Sorry for the inconvenience.
I created my patch based on mainline' commit 776e49e8ddb5169e6477fd33a396e9c7b2eb7400

Thank you for the professional description and hand applying.
I will send future rcu related patches based on your "dev" branch of linux-rcu tree.

Regards,
Zhaolong


At 2020-03-06 07:05:15, "Paul E. McKenney" <[email protected]> wrote:
>On Thu, Mar 05, 2020 at 03:45:57PM +0800, Zhaolong Zhang wrote:
>> Calculate 't' with the previously recorded 'gps' instead of 'gp_start'.
>>
>> Signed-off-by: Zhaolong Zhang <[email protected]>
>
>Good catch, thank you!
>
>I had to apply this by hand. My guess is that you developed against
>mainline rather than the "dev" branch of the -rcu tree:
>
>git://git.kernel.org/pub/scm/linux/kernel/git/paulmck/linux-rcu.git
>
>Or perhaps your email client corrupted the patch?
>
>Regardless, please check the version below and let me know if I messed
>anything up.
>
> Thanx, Paul
>
>------------------------------------------------------------------------
>
>commit 7dd581bbbcc00246fec35eda60add4b32200b0a0
>Author: Zhaolong Zhang <[email protected]>
>Date: Thu Mar 5 14:56:11 2020 -0800
>
> rcu: Fix the (t=0 jiffies) false positive
>
> It is possible that an over-long grace period will end while the RCU
> CPU stall warning message is printing. In this case, the estimate of
> the offending grace period's duration can be erroneous due to refetching
> of rcu_state.gp_start, which will now be the time of the newly started
> grace period. Computation of this duration clearly needs to use the
> start time for the old over-long grace period, not the fresh new one.

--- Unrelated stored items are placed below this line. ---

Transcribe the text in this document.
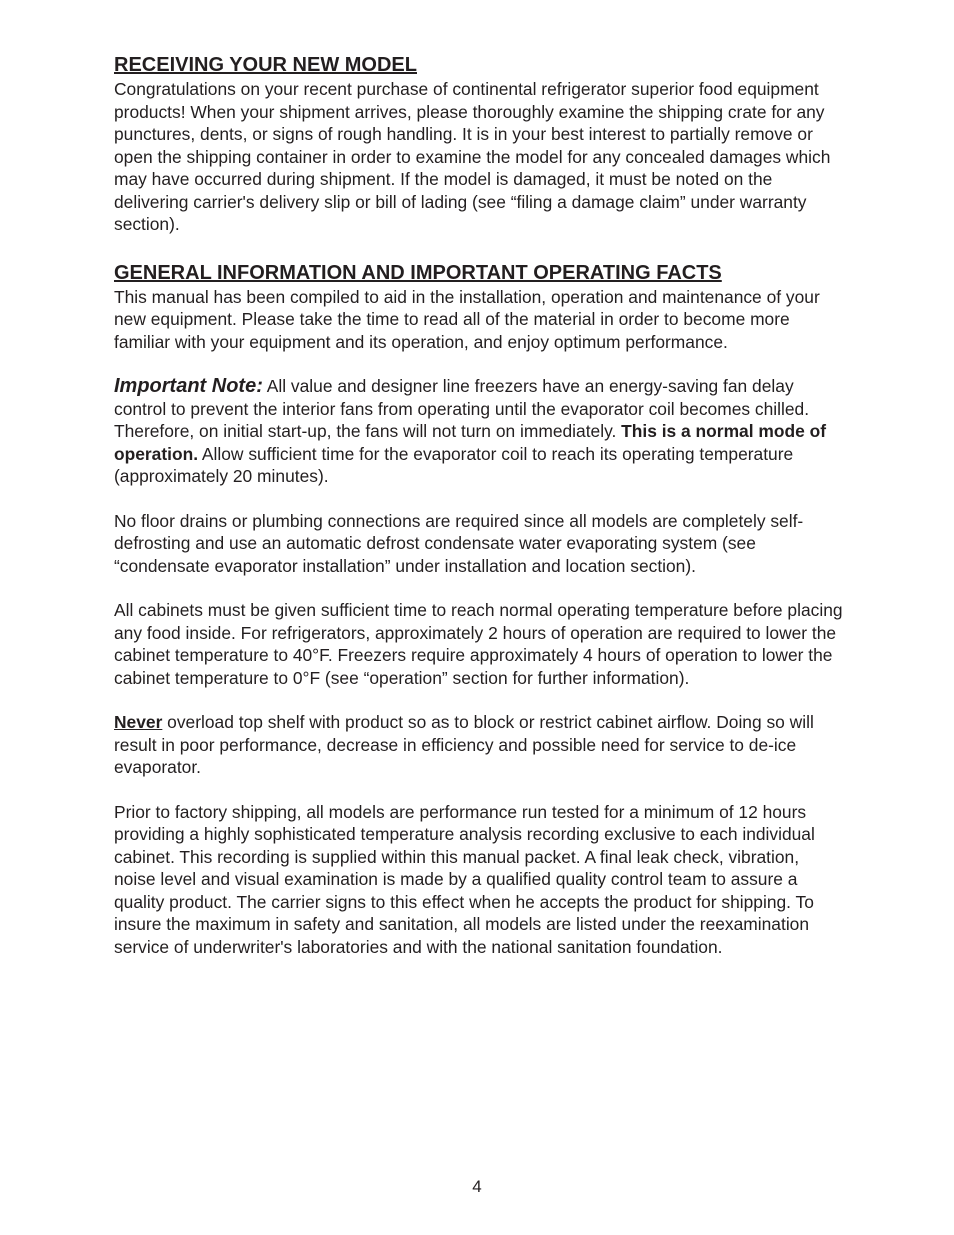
RECEIVING YOUR NEW MODEL

Congratulations on your recent purchase of continental refrigerator superior food equipment products! When your shipment arrives, please thoroughly examine the shipping crate for any punctures, dents, or signs of rough handling. It is in your best interest to partially remove or open the shipping container in order to examine the model for any concealed damages which may have occurred during shipment. If the model is damaged, it must be noted on the delivering carrier's delivery slip or bill of lading (see “filing a damage claim” under warranty section).

GENERAL INFORMATION AND IMPORTANT OPERATING FACTS

This manual has been compiled to aid in the installation, operation and maintenance of your new equipment. Please take the time to read all of the material in order to become more familiar with your equipment and its operation, and enjoy optimum performance.

Important Note: All value and designer line freezers have an energy-saving fan delay control to prevent the interior fans from operating until the evaporator coil becomes chilled. Therefore, on initial start-up, the fans will not turn on immediately. This is a normal mode of operation. Allow sufficient time for the evaporator coil to reach its operating temperature (approximately 20 minutes).

No floor drains or plumbing connections are required since all models are completely self-defrosting and use an automatic defrost condensate water evaporating system (see “condensate evaporator installation” under installation and location section).

All cabinets must be given sufficient time to reach normal operating temperature before placing any food inside. For refrigerators, approximately 2 hours of operation are required to lower the cabinet temperature to 40°F. Freezers require approximately 4 hours of operation to lower the cabinet temperature to 0°F (see “operation” section for further information).

Never overload top shelf with product so as to block or restrict cabinet airflow. Doing so will result in poor performance, decrease in efficiency and possible need for service to de-ice evaporator.

Prior to factory shipping, all models are performance run tested for a minimum of 12 hours providing a highly sophisticated temperature analysis recording exclusive to each individual cabinet. This recording is supplied within this manual packet. A final leak check, vibration, noise level and visual examination is made by a qualified quality control team to assure a quality product. The carrier signs to this effect when he accepts the product for shipping. To insure the maximum in safety and sanitation, all models are listed under the reexamination service of underwriter's laboratories and with the national sanitation foundation.

4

> This commit avoids such errors by causing both print_other_cpu_stall() and
> print_cpu_stall() to reuse the value previously fetched by their caller.
>
> Signed-off-by: Zhaolong Zhang <[email protected]>
> Signed-off-by: Paul E. McKenney <[email protected]>
>
>diff --git a/kernel/rcu/tree_stall.h b/kernel/rcu/tree_stall.h
>index b17cd9b..502b4dd 100644
>--- a/kernel/rcu/tree_stall.h
>+++ b/kernel/rcu/tree_stall.h
>@@ -371,7 +371,7 @@ static void rcu_check_gp_kthread_starvation(void)
> }
> }
>
>-static void print_other_cpu_stall(unsigned long gp_seq)
>+static void print_other_cpu_stall(unsigned long gp_seq, unsigned long gps)
> {
> int cpu;
> unsigned long flags;
>@@ -408,7 +408,7 @@ static void print_other_cpu_stall(unsigned long gp_seq)

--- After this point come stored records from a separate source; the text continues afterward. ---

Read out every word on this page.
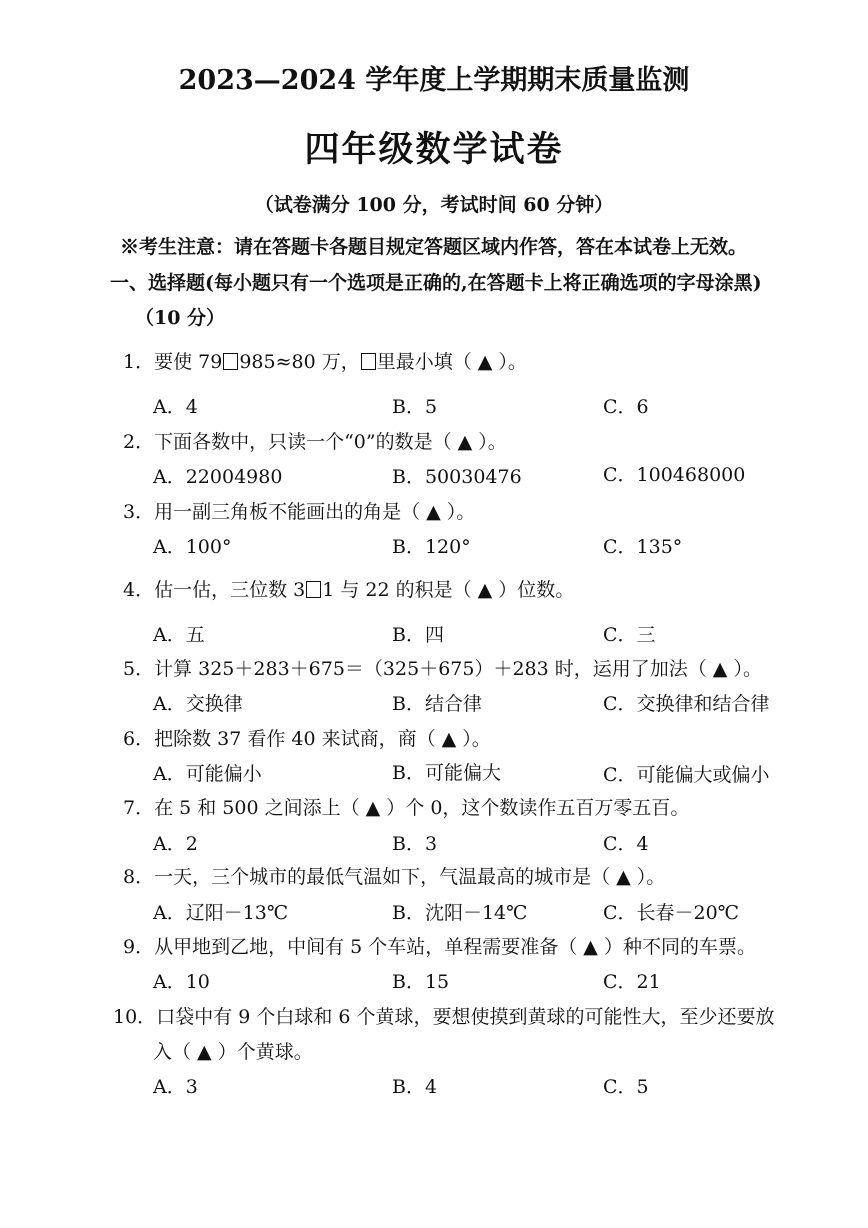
2023—2024 学年度上学期期末质量监测
四年级数学试卷
（试卷满分 100 分，考试时间 60 分钟）
※考生注意：请在答题卡各题目规定答题区域内作答，答在本试卷上无效。
一、选择题(每小题只有一个选项是正确的,在答题卡上将正确选项的字母涂黑)
（10 分）
1．要使 79 985≈80 万， 里最小填（ ▲ ）。
A．4	B．5	C．6
2．下面各数中，只读一个“0”的数是（ ▲ ）。
A．22004980	B．50030476	C．100468000
3．用一副三角板不能画出的角是（ ▲ ）。
A．100°	B．120°	C．135°
4．估一估，三位数 3 1 与 22 的积是（ ▲ ）位数。
A．五	B．四	C．三
5．计算 325＋283＋675＝（325＋675）＋283 时，运用了加法（ ▲ ）。
A．交换律	B．结合律	C．交换律和结合律
6．把除数 37 看作 40 来试商，商（ ▲ ）。
A．可能偏小	B．可能偏大	C．可能偏大或偏小
7．在 5 和 500 之间添上（ ▲ ）个 0，这个数读作五百万零五百。
A．2	B．3	C．4
8．一天，三个城市的最低气温如下，气温最高的城市是（ ▲ ）。
A．辽阳－13℃	B．沈阳－14℃	C．长春－20℃
9．从甲地到乙地，中间有 5 个车站，单程需要准备（ ▲ ）种不同的车票。
A．10	B．15	C．21
10．口袋中有 9 个白球和 6 个黄球，要想使摸到黄球的可能性大，至少还要放
入（ ▲ ）个黄球。
A．3	B．4	C．5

> for_each_possible_cpu(cpu)
> totqlen += rcu_get_n_cbs_cpu(cpu);
> pr_cont("\t(detected by %d, t=%ld jiffies, g=%ld, q=%lu)\n",
>- smp_processor_id(), (long)(jiffies - rcu_state.gp_start),
>+ smp_processor_id(), (long)(jiffies - gps),
> (long)rcu_seq_current(&rcu_state.gp_seq), totqlen);
> if (ndetected) {
> rcu_dump_cpu_stacks();
>@@ -442,7 +442,7 @@ static void print_other_cpu_stall(unsigned long gp_seq)
> rcu_force_quiescent_state(); /* Kick them all. */
> }
>
>-static void print_cpu_stall(void)
>+static void print_cpu_stall(unsigned long gps)
> {
> int cpu;
> unsigned long flags;
>@@ -467,7 +467,7 @@ static void print_cpu_stall(void)
> for_each_possible_cpu(cpu)
> totqlen += rcu_get_n_cbs_cpu(cpu);
> pr_cont("\t(t=%lu jiffies g=%ld q=%lu)\n",
>- jiffies - rcu_state.gp_start,
>+ jiffies - gps,
> (long)rcu_seq_current(&rcu_state.gp_seq), totqlen);
>
> rcu_check_gp_kthread_starvation();
>@@ -546,7 +546,7 @@ static void check_cpu_stall(struct rcu_data *rdp)
> cmpxchg(&rcu_state.jiffies_stall, js, jn) == js) {
>
> /* We haven't checked in, so go dump stack. */
>- print_cpu_stall();
>+ print_cpu_stall(gps);
> if (rcu_cpu_stall_ftrace_dump)
> rcu_ftrace_dump(DUMP_ALL);
>
>@@ -555,7 +555,7 @@ static void check_cpu_stall(struct rcu_data *rdp)
> cmpxchg(&rcu_state.jiffies_stall, js, jn) == js) {
>
> /* They had a few time units to dump stack, so complain. */
>- print_other_cpu_stall(gs2);
>+ print_other_cpu_stall(gs2, gps);
> if (rcu_cpu_stall_ftrace_dump)
> rcu_ftrace_dump(DUMP_ALL);
> }